Having established just how much data center professionals dread outages, the Ponemon Institute has discovered that a particular culprit has been causing them fits: distributed denial-of-service attacks.
Ponemon's latest study, the second of a two-part look at data center outages, finds that DDoS attacks, which typically target specific servers, have joined the growing list of events damaging companies' ability to keep their larger technology environments running.
DDoS attacks have become one of the most common triggers of data center outages, causing 18% of those experienced at the 67 U.S. data centers that participated in the study, which was conducted independently but sponsored by Emerson Network Power. When Ponemon first polled data centers on outages in 2010, DDoS attacks accounted for just 2% of outages.
Eric Hanselman, chief analyst at 451 Research, said via email that DDoS attacks have been growing dramatically, but it's unusual for a data center to be the real target of an attack--it's more often a case of collateral damage. DDoS attacks have increased as attack tools have improved and network speeds have increased, making it easier to generate massive amounts of dummy traffic. What happens is the primary carrier links into the data center become saturated, knocking out access to applications hosted behind them, he said.
The increasingly disruptive profile of DDoS attacks is made more problematic by the relative complexity in addressing the outages that result.
"It appears that these attacks are much more frequent and more difficult to contain than other root causes of data center outages," Larry Ponemon, founder of the privacy and security think tank that bears his name, said in an email interview. "Specifically, in most cases, dealing with these causes required specialized technologies and forensic expertise."
And it wasn't just the frequency and difficulty in overcoming outages caused by DDoS attacks that caught Ponemon's eye.
"The most surprising factor was the lack of readiness or preparedness of companies," he said. "In general, we found several companies completely unprepared to deal with this type of outage event.
At the same time, DDoS attacks result in some of the most expensive outages in the data center, the study found. DDoS-spurred outages cost an average of $822,000 to mitigate, second only to the $959,000 it cost to fix outages caused by IT equipment failure. By comparison, outages caused by accidental human errors -- one of the most common triggers -- cost companies an average of $380,000.
The high costs associated with DDoS-caused outages have contributed to another data center trend the Ponemon study identified: The length of data center outages has shrunk over the past few years, but the costs of overcoming those outages have risen sharply.
Specifically, the average cost of overcoming a data center outage has grown to $690,204, a nearly 37% increase since 2010, when Ponemon pegged the average cost at $505,502. Meanwhile, the average length of an outage shrunk to 86 minutes, down from 97 minutes in 2010.
In other words, the average cost per minute jumped more than 40%, from $5,617 to $7,908, which should provide plenty of motivation for companies to address outages quicker. Ponemon said the growing use of data center infrastructure management technologies is allowing them to do just that.
[Read why the nation's power and water systems may be more susceptible to cyberattacks that previously believed in "Critical Infrastructure Vulnerabilities Unearthed."]
That said, data center outages are a reality of modern business companies must plan for, no matter how many tools they have at their disposal.

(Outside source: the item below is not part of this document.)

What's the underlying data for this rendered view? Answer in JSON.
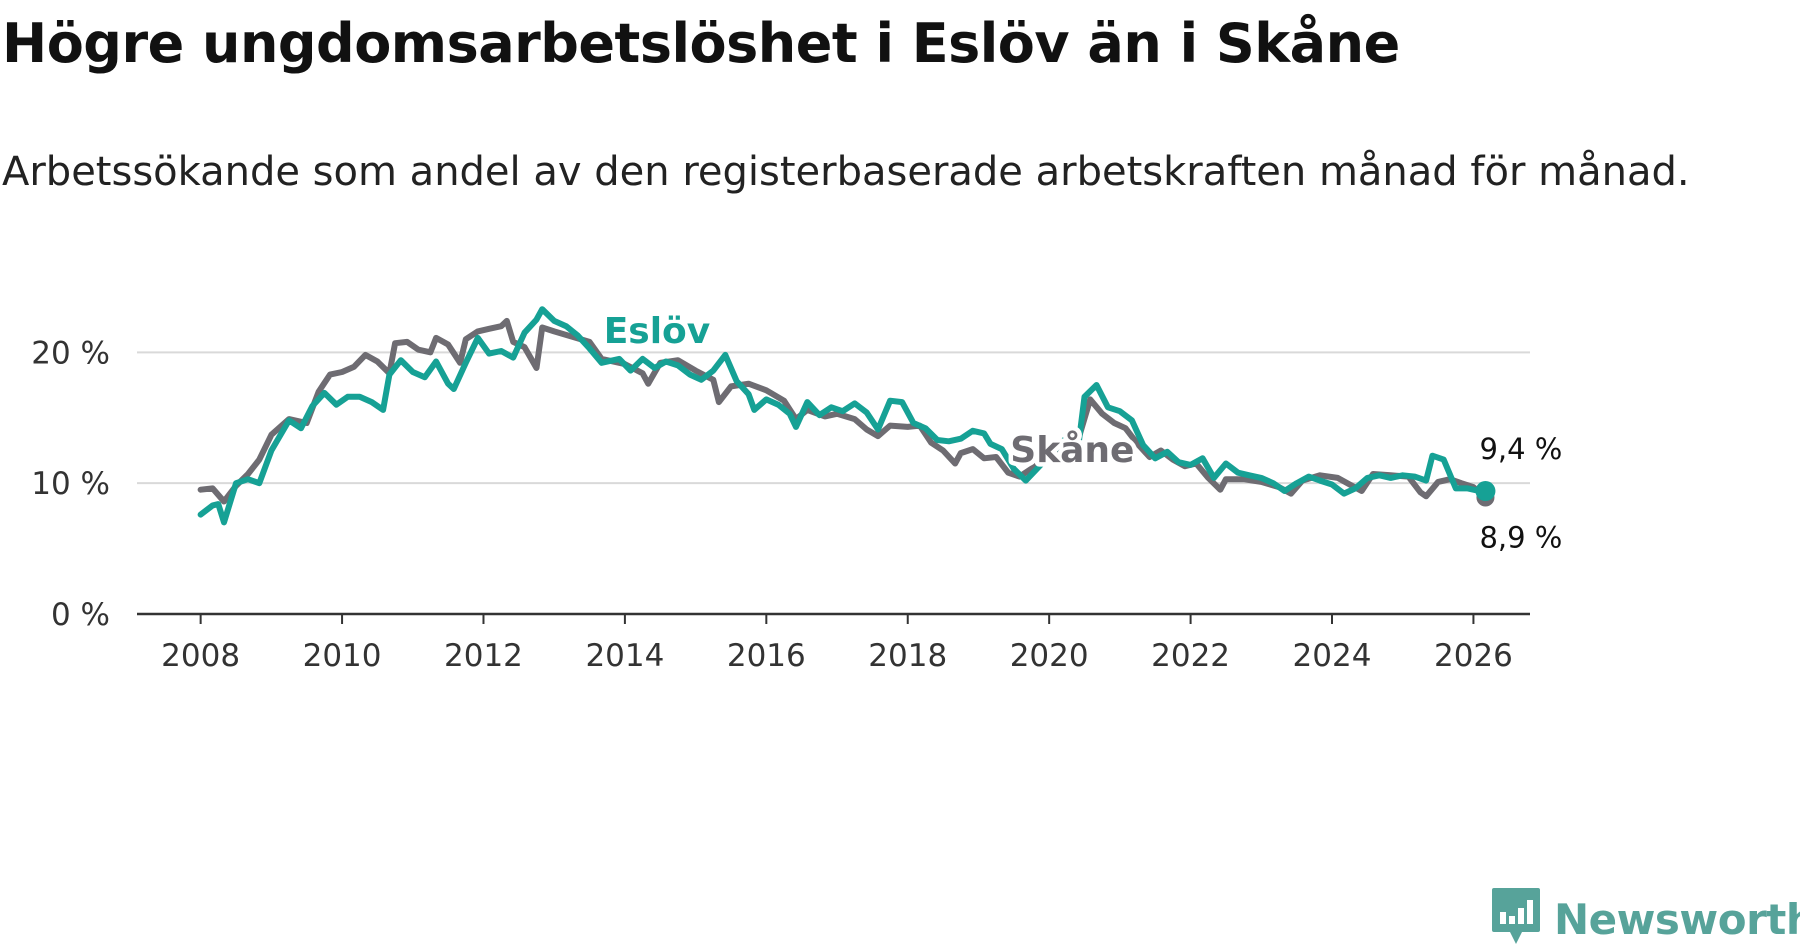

"The cost of unplanned downtime -- whether it is the entire data center or one rack of servers -- can be a huge unplanned cost for most organizations," said Ponemon. "Companies should factor the total cost consequences when planning for availability and business continuity."
Other findings from the Ponemon study include:
• Business disruption, loss of revenue and loss of user productivity together account for more than 80% of costs related to data center outages.
• Among the industries represented in the study, data centers in the communications industry faced the highest average outage costs ($976,344) while the lone hospitality industry data center that participated logged the lowest average costs of $392,922.
• Financial services, the most represented industry in the study with 10 participating data centers, experienced average outage costs of $773,286.